The Cyprus Parliament recently voted to transpose the European Union (EU) Anti-Tax Avoidance Directive (ATAD) exit taxation and hybrid mismatch rules. These provisions, which became law following publication in the Cyprus Gazette, are effective as of January 1, 2020 (except for certain reverse hybrid mismatch provisions that will become effective in 2022). This latest development completes Cyprus’ transposition of both ATAD I and ATAD II, which the EU adopted in 2016 and 2017, respectively.
This second Cyprus ATAD transposition law completes Cyprus’ compliance obligations toward the ‘post-BEPS’ international tax environment’s EU tax initiatives.
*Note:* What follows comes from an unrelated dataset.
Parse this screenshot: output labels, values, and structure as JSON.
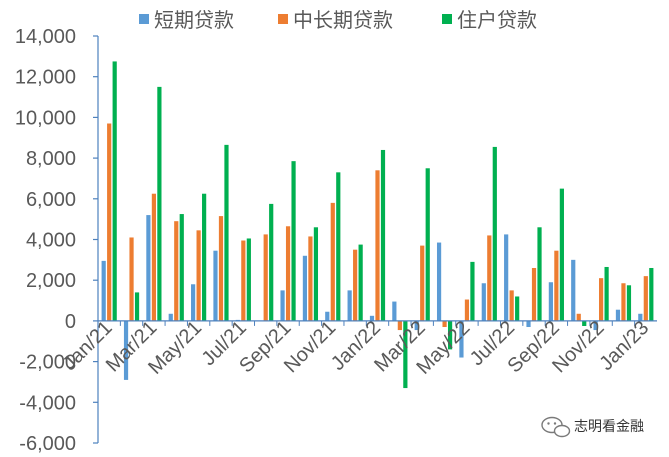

The first Cyprus ATAD transposition law (including interest limitation, controlled foreign companies (CFCs), and the General Anti-Abuse Rule (GAAR)) has been effective in Cyprus since January 1, 2019.
The CTA is expected to issue clarifying interpretive circulars in the coming months in order to provide more specific guidance on this transposition law.
The new hybrid mismatch rules represent a large expansion of Cyprus’ rules in the hybridity area. Previous hybrid mismatch rules in Cyprus were limited to taxing dividends that are tax deductible in the dividend payor’s jurisdiction. Taxpayers should assess whether their arrangements will be impacted, as the new rules have a much wider scope..
However, the exit taxation provisions are limited in scope to the specific cases set out in the law, and even within these cases, the general Cyprus CIT rules may apply to exempt such transfers.